Dublin city authorities are due to meet today to try and resolve an impasse that led to the cancelation of five concerts by U.S. singer Garth Brooks.
Some 400,000 people, the equivalent of about one in 10 of the Irish population, had been due to attend the shows later this month, before city authorities refused permission for two of the concerts.
Brooks, a top-selling U.S. artist who has sold more than 123 million albums during his career, this week canceled all the remaining concerts, before yesterday suggesting in an e-mail to his Irish promoter that he would perform if the “powers that be” could intervene to ensure all five shows went head.
The Brooks controversy is dominating the media in Ireland, leading news bulletins and newspapers, and has been discussed in parliament by Prime Minister Enda Kenny. The city’s mayor Christy Burke said today he’ll meet with Dublin City Council’s chief executive to try and resolve the matter.

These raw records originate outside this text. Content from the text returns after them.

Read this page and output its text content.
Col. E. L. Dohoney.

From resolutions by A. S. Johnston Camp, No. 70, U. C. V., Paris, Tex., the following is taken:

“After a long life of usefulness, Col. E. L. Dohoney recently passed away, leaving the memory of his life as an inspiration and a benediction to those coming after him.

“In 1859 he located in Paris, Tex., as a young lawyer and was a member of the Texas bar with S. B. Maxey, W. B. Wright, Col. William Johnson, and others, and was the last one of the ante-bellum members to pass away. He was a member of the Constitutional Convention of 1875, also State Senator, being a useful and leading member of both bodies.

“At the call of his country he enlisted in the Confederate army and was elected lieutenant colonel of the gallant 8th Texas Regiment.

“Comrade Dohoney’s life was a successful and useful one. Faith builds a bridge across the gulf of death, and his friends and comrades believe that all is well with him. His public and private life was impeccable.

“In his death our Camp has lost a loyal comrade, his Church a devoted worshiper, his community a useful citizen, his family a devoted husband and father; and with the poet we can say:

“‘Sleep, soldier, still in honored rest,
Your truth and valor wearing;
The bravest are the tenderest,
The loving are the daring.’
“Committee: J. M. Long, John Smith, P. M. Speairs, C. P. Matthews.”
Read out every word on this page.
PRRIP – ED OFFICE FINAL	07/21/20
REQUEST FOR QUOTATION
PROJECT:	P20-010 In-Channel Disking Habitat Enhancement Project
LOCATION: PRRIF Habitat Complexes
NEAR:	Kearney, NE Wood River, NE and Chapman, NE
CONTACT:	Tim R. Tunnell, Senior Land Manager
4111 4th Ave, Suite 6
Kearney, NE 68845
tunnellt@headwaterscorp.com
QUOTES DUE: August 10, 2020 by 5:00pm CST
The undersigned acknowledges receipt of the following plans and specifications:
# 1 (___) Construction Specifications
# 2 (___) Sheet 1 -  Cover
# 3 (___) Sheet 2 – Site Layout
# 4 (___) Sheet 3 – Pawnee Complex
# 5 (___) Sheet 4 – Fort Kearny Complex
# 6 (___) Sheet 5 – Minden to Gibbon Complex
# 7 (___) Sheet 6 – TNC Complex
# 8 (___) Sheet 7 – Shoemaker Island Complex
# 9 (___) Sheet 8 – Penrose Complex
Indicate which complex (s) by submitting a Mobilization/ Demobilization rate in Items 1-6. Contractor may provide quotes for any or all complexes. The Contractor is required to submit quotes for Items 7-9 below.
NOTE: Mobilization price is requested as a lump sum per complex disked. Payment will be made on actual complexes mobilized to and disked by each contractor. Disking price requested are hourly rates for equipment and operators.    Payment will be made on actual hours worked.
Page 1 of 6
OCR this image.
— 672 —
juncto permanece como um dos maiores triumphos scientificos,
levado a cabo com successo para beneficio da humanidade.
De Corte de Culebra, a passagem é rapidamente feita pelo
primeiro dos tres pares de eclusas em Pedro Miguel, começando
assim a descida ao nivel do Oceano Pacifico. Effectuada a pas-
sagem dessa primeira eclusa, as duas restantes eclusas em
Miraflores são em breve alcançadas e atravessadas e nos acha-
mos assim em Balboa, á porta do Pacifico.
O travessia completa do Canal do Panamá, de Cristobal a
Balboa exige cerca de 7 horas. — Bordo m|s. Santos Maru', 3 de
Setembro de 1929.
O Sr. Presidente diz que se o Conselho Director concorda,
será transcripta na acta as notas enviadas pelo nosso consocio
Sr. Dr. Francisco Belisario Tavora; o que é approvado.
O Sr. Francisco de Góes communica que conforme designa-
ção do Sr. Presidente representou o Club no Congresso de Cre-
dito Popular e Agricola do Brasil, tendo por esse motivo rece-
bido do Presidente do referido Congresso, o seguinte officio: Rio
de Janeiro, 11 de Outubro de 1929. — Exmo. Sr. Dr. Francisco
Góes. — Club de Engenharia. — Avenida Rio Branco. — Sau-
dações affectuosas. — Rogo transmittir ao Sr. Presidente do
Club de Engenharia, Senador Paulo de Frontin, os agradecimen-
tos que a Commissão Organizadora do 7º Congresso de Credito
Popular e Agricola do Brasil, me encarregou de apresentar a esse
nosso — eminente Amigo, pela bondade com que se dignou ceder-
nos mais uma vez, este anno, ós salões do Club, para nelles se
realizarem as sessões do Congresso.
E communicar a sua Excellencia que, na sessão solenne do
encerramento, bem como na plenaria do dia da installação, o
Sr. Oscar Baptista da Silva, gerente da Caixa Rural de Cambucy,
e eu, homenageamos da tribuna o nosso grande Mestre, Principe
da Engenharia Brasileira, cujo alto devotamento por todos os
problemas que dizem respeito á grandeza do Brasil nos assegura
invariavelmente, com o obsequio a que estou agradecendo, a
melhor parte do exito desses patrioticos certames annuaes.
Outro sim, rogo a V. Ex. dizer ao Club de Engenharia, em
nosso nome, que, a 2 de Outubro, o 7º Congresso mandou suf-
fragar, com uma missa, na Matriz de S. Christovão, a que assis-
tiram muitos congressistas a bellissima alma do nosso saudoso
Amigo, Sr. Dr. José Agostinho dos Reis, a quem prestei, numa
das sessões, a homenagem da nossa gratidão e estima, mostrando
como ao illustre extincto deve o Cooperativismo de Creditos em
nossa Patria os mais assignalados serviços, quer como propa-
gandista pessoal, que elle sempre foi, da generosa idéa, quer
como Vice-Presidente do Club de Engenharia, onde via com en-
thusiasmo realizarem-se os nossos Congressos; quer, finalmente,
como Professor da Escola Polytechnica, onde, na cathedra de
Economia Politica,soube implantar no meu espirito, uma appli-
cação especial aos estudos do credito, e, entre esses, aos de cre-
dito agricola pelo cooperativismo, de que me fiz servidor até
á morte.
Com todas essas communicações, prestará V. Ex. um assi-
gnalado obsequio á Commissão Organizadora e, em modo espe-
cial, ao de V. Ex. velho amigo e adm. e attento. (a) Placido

“The nation is crying out for it to be resolved,” Burke said in an interview with RTE Radio today. He said the Mexican ambassador in Ireland had offered to mediate, and that some local residents wanted U.S. President Barack Obama to get involved.
Dublin City Council refused permission for two of the shows, amid objections from some residents around Croke Park, where the five concerts were due to be held.
Paddy Power Plc, Ireland’s largest bookmaker, today suspended bets on the shows taking place.
“After relentless backing from suspicious Stetson wearing punters in Paddy Power shops from Letterkenny to Listowel it means that all bets are off but the gigs look to be very much on,” the Dublin-based company said.